Je me suis massé le dos.

— Si j’en étais sûr, j’en aurais déjà parlé à Luckenbach. Ça restera une hypothèse tant que je ne pourrai pas la vérifier avec un ordinateur…

Luckenbach est entré dans ma chambre, me faisant sursauter:

— Encore en train de vous languir de votre ordinateur, Grandmaison? Il était temps que vous veniez chez nous: vous êtes complètement intoxiqué!

J’ai ouvert la bouche pour répondre, mais Luckenbach changeait déjà de sujet.

— Je ne suis pas venu pour vous taquiner mais pour vous tirer du lit. Mon émission favorite commence dans moins de dix minutes, vous ne devez pas manquer ça!

De mauvaise grâce, j’ai suivi Luckenbach dans un des salons. L’émission en question était une de ces nombreuses émissions évangéliques qui se font la concurrence chaque dimanche matin sur tous les réseaux de télévision américains.
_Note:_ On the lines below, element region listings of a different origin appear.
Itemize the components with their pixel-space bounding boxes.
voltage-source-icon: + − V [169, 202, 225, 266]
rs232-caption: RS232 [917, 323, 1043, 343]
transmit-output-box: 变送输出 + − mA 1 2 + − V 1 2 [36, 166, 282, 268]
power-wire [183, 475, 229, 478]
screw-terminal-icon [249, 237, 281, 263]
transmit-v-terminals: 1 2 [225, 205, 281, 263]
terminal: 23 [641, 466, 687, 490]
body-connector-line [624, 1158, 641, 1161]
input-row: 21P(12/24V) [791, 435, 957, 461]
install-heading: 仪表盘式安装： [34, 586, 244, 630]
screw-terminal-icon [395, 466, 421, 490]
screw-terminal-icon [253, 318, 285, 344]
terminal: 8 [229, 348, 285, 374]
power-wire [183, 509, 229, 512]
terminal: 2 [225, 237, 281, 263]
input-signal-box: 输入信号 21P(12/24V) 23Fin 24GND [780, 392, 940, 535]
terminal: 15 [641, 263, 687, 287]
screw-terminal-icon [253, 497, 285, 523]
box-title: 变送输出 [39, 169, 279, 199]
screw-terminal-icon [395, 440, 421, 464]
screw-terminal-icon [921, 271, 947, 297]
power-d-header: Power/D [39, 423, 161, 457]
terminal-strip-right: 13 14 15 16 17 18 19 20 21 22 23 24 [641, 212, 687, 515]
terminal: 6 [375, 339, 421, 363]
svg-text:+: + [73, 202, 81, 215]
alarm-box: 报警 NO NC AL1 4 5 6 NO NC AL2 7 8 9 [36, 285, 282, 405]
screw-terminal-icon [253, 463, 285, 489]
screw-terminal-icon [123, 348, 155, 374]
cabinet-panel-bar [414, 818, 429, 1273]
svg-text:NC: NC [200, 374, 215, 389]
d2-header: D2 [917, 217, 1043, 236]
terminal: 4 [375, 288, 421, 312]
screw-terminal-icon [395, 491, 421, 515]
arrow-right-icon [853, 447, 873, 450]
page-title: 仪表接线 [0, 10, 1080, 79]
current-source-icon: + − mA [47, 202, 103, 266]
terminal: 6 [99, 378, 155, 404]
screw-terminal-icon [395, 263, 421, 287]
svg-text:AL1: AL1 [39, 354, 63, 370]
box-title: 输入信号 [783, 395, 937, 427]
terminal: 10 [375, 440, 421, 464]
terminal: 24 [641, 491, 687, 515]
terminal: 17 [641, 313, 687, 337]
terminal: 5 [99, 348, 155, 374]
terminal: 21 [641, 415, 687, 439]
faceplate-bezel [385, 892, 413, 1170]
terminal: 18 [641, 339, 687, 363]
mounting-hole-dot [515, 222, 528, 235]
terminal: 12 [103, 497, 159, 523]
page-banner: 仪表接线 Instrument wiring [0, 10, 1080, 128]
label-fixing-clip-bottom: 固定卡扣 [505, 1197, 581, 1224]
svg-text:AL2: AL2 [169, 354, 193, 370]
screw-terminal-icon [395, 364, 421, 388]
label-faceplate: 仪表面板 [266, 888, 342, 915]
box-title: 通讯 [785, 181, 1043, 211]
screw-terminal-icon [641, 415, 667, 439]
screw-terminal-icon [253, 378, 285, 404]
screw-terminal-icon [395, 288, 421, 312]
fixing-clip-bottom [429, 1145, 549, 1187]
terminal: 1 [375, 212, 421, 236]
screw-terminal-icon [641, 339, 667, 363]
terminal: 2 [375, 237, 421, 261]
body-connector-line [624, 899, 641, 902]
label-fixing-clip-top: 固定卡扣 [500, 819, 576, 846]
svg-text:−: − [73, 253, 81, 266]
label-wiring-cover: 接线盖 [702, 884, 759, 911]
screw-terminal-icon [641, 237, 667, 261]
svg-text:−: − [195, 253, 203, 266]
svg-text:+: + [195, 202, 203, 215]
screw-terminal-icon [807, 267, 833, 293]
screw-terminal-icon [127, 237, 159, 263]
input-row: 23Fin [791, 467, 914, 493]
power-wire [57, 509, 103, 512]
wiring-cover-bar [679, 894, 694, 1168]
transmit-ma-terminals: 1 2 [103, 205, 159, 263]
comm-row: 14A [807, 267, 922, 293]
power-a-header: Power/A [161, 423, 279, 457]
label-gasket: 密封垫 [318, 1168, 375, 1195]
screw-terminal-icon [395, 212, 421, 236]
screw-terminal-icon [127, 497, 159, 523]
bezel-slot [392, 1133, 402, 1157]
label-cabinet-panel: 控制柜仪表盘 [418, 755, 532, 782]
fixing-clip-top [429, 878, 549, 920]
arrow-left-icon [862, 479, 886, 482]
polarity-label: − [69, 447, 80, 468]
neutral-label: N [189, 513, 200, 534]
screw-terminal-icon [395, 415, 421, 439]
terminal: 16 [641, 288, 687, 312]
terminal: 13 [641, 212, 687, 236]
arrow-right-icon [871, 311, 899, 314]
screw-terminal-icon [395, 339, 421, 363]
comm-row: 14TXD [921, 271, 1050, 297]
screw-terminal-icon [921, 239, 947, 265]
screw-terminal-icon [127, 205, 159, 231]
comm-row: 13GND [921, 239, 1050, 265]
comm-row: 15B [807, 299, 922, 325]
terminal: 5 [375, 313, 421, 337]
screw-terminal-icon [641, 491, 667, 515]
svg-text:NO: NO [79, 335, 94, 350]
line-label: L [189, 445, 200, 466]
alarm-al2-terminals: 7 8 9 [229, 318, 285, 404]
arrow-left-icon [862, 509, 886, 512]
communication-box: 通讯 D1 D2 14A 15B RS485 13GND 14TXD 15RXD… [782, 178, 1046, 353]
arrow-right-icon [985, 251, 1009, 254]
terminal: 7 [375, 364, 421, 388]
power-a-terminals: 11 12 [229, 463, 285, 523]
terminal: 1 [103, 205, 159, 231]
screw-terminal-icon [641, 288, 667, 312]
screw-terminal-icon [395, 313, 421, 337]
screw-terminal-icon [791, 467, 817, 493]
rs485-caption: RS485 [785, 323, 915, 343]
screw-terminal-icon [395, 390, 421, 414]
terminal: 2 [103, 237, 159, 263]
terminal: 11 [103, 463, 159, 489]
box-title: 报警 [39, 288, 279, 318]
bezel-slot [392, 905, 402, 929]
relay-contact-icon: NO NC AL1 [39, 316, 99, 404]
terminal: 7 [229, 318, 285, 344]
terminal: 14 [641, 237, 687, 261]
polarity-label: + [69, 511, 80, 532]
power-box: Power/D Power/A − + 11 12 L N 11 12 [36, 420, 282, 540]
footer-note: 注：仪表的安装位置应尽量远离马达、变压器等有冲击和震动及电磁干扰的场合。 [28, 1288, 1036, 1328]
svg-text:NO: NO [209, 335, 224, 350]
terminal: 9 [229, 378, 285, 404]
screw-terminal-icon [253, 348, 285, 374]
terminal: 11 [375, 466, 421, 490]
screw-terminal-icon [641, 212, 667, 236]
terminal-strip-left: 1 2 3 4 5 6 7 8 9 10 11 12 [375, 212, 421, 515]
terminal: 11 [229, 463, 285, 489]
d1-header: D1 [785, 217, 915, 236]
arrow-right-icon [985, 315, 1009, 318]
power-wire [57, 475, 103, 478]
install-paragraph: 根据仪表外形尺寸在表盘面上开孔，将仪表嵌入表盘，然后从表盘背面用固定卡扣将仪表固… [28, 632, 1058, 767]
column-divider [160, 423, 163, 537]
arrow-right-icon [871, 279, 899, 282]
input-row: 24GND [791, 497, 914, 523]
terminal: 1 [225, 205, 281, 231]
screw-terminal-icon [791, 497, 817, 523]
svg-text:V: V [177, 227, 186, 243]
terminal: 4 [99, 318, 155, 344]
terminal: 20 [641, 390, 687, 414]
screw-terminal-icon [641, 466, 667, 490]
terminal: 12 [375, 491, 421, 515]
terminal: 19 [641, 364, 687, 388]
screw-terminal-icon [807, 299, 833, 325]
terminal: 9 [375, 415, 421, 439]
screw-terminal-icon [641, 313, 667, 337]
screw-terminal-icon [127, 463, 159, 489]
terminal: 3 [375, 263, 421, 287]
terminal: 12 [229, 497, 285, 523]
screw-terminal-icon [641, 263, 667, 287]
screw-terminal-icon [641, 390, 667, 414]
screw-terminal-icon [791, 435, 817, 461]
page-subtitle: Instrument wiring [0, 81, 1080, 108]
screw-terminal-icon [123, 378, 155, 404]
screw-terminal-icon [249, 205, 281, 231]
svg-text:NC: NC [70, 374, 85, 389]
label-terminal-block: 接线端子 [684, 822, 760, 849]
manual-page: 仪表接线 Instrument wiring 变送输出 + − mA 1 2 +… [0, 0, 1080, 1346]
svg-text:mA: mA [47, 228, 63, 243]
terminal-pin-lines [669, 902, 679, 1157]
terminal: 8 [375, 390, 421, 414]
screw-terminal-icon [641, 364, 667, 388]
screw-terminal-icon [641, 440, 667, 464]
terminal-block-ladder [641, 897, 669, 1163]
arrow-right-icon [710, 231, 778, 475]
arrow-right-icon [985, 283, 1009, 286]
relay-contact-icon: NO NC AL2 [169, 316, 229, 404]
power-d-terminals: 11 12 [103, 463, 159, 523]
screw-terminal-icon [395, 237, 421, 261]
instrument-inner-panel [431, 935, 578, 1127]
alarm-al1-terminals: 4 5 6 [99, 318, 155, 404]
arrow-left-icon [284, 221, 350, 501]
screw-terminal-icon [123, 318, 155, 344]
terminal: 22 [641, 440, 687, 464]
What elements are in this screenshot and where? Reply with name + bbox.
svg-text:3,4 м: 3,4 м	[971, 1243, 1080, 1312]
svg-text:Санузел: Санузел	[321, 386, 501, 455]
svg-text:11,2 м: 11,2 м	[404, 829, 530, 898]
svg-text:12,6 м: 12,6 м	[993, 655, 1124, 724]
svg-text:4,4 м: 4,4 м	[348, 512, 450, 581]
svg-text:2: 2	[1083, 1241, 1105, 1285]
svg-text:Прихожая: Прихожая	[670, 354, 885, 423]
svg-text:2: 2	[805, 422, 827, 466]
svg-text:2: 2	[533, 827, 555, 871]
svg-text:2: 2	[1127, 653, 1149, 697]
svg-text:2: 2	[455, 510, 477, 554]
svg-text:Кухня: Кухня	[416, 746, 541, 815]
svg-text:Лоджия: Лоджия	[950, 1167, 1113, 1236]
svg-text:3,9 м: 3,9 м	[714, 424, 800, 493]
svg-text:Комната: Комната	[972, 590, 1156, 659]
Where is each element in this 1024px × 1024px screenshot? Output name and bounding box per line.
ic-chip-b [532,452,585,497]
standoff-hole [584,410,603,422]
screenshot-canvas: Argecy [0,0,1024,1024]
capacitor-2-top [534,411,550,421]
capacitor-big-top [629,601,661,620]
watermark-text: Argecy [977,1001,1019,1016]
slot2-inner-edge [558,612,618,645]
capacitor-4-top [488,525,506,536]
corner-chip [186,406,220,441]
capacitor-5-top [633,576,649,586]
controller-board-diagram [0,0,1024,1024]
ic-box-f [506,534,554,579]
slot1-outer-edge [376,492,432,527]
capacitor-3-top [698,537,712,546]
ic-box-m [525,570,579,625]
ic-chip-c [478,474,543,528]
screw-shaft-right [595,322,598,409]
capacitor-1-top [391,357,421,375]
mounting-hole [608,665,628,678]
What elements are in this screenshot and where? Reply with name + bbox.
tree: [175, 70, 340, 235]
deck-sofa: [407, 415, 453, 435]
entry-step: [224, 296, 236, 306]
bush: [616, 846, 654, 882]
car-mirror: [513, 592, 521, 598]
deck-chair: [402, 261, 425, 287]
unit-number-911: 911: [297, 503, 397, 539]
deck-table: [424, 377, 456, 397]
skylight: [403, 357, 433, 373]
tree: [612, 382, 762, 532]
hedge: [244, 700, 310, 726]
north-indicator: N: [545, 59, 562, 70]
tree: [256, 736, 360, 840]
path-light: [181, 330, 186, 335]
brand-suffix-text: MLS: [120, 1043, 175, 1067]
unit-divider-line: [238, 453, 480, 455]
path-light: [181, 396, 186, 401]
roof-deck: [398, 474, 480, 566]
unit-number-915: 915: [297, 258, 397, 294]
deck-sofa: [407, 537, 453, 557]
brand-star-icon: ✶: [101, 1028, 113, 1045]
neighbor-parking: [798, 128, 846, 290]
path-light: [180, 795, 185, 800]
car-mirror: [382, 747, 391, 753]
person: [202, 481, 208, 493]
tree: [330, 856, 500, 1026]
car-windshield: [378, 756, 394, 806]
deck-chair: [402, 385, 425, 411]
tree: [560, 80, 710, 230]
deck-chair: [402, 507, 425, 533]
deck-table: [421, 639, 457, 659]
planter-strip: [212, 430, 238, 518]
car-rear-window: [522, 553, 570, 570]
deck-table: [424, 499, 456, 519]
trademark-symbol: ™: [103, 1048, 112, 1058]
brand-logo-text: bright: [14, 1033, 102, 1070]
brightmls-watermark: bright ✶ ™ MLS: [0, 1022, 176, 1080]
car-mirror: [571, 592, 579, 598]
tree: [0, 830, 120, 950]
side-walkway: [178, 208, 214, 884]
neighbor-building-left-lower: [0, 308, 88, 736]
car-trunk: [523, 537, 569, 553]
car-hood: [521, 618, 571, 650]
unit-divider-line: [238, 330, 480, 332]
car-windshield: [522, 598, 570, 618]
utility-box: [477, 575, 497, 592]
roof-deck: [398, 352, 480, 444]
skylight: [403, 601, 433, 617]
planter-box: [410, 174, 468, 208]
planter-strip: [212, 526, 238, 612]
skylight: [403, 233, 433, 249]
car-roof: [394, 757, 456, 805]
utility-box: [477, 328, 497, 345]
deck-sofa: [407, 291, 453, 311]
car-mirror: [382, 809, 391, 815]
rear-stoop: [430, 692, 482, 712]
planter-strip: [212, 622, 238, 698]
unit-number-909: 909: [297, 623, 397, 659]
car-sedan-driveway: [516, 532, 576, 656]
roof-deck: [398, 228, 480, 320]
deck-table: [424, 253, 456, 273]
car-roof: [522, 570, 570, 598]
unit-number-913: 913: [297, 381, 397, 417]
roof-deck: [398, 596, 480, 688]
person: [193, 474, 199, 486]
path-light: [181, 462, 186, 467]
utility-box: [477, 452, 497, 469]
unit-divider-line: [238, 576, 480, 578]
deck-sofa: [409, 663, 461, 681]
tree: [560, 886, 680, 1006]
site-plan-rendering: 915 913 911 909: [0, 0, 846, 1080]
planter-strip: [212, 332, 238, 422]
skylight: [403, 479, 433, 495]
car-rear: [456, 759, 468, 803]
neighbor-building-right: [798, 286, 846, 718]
J’ai protesté: ce genre d’émission ne m’intéressait pas du tout. Luckenbach a écarté l’objection.

— C’est pour votre culture personnelle. Écoutez, c’est un ordre!

La musique sirupeuse du générique s’était tue. Les images de champs fleuris avaient cédé la place à un homme corpulent, au visage rougeaud surmonté de fins cheveux blancs: le révérend Harold Philip Sears, selon le sous-titre. Le prédicateur s’adressait directement à la caméra.

— Mes frères, nous nous battrons pour la gloire de Dieu! Nous nous battrons, notre saint message se répandra sur tous les canaux électroniques, jusqu’à les saturer. Le règne de Satan sur notre bien-aimée Amérique a duré quatre fois sept années maléfiques, comme il a été prédit, en vérité, dans le Livre Saint, mais le temps des réparations est venu. Notre ennemi s’est arrogé le nom de « Science », mais nous ne sommes pas dupes et le nommerons de son vrai nom: Légion! Gloire à Dieu!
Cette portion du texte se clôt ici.